Взглянул я на парня повнимательнее — здоровый малый, смелый, видно, глаза блестят, такой не побоится пули, первый в схватку ринется. Только почему же нет его среди названных мне людей? Забыли про него? Не похоже. Но со всеми я уже повидался.
— Как зовут тебя?
— Джумалиев Абдулла...
— Комсомолец?
Потупился парень, голову опустил:
— Не приняли...
— Что так?
— Дядя мой у басмачей одиннадцать лет работает...
— Дядя?
Парень кивнул:
— Кузнец он... Его, говорят, насильно увезли... А меня в комсомол не принимают. Разве может быть в комсомоле родственник басмача? А я дядю и в глаза не видел, не знаю совсем.
— Дядю твоего как зовут?
— Дердеш-мерген зовут.
— Слышал. Знаю, что насильно бедняка в банду увезли. А сейчас где он?
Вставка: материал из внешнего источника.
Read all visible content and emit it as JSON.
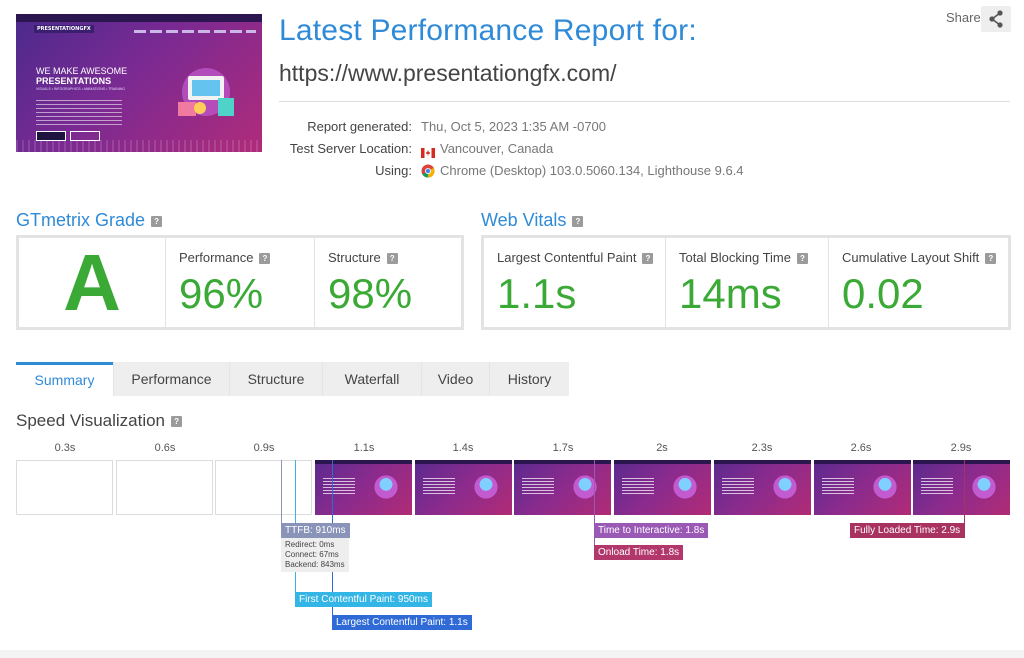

— Люди говорят, будто где-то на нашей стороне прячется. А мать твердит: «Не может этого быть...»
— Почему же? — заинтересовался я.
— Очень он детей иметь хотел, а когда они родились, его уже украли. Не видел он своих сыновей...
— Ты садись, садись, Абдулла. По порядку расскажи.
Парень неловко присел на край стула, совсем не привычной для него мебели, поерзал, устраиваясь.
— Так что же апа говорит?
— Моя мать и жена Дердеш-мергена не верят, будто он где-то здесь находится. Не хотят верить.
— Не хотят верить?
— Перешел бы он границу — обязательно появился бы дома. Сыновей увидеть постарался бы. Когда его утащили басмачи, не родились еще его сыновья. Совсем не видел он их. И если бы оказался в здешних краях, непременно пришел их проведать. Одиннадцать лет он в разлуке с родными. Вот поэтому моя мать и жена Дердеш-мергена не верят, будто он где-то здесь.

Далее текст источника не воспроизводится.